Drag queen Kendall and his buddy Jenna start hearing unexplainable noises in their apartment building, and they soon learn that their neighbors do as well.  Feeling that an actual haunting would be great material for their “all things horror” weekly podcast, Kendall and Jenna investigate, and learn that the building has a sinister history.  The rest is a mystery as they try to find the source of the noises in the building, and whether it is a true haunt, or human nature with an evil purpose.

 

It’s a decent premise, just very slow moving.  The first 130 pages consist almost entirely of Kendall and Jenna interviewing the building’s other inhabitants to learn what they may have seen or heard.  The dialogue is  straightforward, without much injection of the characters’ personalities.  Hearing about the “hauntings” secondhand through dialogue with the other residents hurts the story’s excitement level.

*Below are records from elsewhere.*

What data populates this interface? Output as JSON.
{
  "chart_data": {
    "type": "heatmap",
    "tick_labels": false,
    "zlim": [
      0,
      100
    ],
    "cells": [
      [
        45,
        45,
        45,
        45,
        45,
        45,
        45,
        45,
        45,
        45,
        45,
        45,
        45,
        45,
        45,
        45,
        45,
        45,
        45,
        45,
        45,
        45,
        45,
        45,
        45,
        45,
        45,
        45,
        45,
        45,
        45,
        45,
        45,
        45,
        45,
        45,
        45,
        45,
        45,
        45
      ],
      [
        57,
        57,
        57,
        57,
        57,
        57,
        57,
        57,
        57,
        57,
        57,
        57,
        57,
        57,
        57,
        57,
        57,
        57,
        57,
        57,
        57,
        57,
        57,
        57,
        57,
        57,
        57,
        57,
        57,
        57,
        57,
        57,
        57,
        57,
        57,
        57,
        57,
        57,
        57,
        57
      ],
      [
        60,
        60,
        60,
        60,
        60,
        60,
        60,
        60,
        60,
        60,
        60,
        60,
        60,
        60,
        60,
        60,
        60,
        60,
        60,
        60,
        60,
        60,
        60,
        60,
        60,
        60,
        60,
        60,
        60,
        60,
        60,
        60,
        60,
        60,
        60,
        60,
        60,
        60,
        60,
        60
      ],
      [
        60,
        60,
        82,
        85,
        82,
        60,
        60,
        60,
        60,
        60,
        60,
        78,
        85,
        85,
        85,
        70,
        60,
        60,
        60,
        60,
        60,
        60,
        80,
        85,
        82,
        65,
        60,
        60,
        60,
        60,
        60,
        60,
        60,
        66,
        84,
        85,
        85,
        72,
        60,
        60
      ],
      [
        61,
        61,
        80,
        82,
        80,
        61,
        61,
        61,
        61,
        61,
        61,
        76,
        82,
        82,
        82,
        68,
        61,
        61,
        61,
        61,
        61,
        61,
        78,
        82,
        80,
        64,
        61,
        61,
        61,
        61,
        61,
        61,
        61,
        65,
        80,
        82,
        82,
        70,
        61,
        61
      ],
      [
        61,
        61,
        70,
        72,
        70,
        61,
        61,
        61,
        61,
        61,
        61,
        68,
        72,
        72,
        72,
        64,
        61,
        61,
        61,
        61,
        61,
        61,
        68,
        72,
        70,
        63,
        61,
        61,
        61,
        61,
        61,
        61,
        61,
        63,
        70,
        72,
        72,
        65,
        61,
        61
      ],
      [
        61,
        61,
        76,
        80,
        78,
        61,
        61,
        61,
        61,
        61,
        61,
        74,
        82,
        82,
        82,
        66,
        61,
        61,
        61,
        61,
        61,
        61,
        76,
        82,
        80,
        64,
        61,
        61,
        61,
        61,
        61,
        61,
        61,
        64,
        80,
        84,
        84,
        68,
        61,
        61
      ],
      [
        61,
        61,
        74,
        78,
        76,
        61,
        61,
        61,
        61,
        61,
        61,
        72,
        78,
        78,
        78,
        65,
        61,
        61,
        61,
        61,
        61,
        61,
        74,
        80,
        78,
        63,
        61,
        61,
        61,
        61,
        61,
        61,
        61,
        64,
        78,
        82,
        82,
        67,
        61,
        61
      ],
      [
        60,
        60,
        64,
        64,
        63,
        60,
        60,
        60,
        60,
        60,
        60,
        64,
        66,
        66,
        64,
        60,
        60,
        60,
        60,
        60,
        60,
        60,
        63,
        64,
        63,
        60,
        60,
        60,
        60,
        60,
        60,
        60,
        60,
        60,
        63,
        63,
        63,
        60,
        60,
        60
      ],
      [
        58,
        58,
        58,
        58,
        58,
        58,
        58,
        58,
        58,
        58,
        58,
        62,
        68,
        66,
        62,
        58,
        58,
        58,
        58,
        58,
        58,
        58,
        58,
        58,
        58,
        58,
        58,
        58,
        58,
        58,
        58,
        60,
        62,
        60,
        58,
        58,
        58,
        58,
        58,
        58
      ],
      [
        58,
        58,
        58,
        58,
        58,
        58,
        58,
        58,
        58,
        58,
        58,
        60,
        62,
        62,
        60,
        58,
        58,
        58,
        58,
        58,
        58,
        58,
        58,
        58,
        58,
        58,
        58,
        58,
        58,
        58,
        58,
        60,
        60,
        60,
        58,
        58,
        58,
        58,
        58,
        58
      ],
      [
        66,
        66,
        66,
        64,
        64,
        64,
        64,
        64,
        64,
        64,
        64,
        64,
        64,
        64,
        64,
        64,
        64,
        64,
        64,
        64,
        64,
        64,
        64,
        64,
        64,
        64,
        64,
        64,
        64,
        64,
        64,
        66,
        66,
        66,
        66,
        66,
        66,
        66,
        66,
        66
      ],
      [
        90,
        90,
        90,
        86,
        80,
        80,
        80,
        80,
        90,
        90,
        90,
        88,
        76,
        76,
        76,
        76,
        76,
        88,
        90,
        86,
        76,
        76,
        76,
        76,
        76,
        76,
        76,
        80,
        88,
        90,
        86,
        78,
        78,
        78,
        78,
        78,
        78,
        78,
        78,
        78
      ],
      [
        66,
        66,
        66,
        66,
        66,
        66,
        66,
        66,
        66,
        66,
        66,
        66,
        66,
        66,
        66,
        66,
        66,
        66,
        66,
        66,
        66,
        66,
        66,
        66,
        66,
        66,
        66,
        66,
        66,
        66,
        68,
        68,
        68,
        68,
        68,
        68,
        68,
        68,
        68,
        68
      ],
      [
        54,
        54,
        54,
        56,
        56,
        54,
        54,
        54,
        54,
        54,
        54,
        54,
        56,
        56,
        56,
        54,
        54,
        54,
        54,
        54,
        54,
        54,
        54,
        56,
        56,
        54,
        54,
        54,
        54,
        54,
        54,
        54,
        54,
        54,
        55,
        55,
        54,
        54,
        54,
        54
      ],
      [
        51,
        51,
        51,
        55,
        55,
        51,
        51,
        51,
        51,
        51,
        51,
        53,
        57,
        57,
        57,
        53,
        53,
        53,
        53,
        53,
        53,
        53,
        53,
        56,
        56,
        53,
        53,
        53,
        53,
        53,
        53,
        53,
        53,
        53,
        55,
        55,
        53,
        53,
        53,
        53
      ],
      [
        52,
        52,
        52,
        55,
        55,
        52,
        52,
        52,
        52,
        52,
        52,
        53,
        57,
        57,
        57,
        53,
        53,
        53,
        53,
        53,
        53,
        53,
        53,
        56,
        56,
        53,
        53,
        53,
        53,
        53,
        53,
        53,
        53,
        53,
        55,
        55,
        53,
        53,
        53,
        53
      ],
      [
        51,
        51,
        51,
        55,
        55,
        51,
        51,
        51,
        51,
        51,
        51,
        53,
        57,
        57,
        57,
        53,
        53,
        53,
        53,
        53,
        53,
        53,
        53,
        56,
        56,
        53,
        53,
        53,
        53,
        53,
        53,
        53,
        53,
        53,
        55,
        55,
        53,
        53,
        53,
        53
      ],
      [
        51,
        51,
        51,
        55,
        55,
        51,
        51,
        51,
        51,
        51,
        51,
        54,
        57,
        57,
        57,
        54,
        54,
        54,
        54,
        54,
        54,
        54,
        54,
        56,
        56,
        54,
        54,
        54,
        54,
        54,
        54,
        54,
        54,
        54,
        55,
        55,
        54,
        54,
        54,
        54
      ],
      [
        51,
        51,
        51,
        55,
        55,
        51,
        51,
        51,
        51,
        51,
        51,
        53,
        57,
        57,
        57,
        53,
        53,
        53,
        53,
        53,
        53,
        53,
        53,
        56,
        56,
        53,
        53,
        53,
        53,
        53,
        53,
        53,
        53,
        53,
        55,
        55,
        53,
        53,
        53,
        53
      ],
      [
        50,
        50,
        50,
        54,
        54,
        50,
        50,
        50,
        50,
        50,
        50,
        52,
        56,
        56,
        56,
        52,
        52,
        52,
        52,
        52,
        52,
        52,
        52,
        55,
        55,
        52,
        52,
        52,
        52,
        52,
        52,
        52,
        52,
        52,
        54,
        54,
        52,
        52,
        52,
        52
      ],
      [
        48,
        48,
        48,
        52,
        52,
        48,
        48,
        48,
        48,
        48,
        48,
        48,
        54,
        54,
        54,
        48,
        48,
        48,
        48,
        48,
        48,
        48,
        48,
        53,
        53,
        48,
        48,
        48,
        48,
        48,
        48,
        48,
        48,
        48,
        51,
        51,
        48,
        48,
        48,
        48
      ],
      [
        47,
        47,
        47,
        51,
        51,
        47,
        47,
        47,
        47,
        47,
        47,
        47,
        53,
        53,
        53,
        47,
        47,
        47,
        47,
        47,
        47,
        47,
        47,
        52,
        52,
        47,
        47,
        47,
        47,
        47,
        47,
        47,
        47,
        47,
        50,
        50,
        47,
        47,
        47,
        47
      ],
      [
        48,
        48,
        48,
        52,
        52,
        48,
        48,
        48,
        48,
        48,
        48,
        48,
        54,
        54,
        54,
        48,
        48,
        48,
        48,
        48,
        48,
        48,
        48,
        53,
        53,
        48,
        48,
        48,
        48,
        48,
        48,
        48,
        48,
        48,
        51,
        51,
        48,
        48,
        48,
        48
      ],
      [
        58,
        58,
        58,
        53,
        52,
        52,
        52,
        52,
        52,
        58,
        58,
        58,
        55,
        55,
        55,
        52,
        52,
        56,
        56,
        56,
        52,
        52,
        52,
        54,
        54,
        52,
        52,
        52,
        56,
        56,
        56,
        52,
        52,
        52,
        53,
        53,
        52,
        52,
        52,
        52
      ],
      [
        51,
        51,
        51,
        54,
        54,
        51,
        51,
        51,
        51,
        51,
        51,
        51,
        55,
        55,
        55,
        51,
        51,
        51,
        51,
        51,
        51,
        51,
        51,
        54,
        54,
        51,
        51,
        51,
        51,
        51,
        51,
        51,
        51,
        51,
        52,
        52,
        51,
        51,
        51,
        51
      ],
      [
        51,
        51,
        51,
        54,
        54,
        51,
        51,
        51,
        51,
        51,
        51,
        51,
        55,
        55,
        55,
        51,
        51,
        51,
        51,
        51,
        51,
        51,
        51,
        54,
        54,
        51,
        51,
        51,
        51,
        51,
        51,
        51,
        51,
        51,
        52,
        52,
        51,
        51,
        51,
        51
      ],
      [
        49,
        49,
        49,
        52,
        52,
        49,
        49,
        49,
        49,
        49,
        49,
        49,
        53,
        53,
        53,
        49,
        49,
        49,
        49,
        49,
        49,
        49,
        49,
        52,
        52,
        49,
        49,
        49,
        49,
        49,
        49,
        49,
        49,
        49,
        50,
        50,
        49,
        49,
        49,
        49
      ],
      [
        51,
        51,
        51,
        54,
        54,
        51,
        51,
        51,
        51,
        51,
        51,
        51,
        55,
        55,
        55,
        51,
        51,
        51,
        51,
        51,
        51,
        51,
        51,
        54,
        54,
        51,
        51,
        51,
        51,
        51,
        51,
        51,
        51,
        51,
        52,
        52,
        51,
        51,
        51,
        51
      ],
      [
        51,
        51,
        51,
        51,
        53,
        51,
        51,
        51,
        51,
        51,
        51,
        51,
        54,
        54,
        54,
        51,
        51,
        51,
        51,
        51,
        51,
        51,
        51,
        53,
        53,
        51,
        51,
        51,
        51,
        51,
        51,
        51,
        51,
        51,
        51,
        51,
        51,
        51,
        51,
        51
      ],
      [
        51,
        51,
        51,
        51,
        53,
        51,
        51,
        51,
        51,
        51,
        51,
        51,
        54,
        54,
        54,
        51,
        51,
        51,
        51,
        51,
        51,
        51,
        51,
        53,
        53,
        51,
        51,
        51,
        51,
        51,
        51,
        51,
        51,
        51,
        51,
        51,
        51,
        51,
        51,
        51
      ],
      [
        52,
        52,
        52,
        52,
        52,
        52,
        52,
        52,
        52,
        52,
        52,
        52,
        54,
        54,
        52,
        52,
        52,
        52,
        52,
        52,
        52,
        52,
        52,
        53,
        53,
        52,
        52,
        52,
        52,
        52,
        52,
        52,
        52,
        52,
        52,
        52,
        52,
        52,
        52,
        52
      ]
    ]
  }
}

Describing the incidents as they actually happen from a narrative point of view would have helped; the few times the hauntings are narrated by the author are pretty good, and doing it more would have helped a great deal.   The story doesn’t start building real interest until around page 186.  The payoff at the end of the book is decent and there is a nice touch of Irish folk legend involved, it’s just questionable if readers will make it that far.

 

As for the characters, the secondary ones help the story more than the primary ones.  Kendall and Jenna are uninspiring characters; outside of talking about dresses, they don’t do much and generate minimal interest or sympathy.  Fleshing them out more would have helped.  The secondary characters are eclectic and have a little more life.  Vince, the goth/metal musician, is fun, and Rooney is probably the best.  She makes her living doing bogus written and video reviews for products she’s never used, and her adventures between the building walls trying to scare her annoying neighbor add some much-needed flair.  It’s too bad the main characters weren’t as entertaining.

 

Shockadelica may appeal to some readers who like stories with a lot of exposition, but most readers will probably want to skip this one.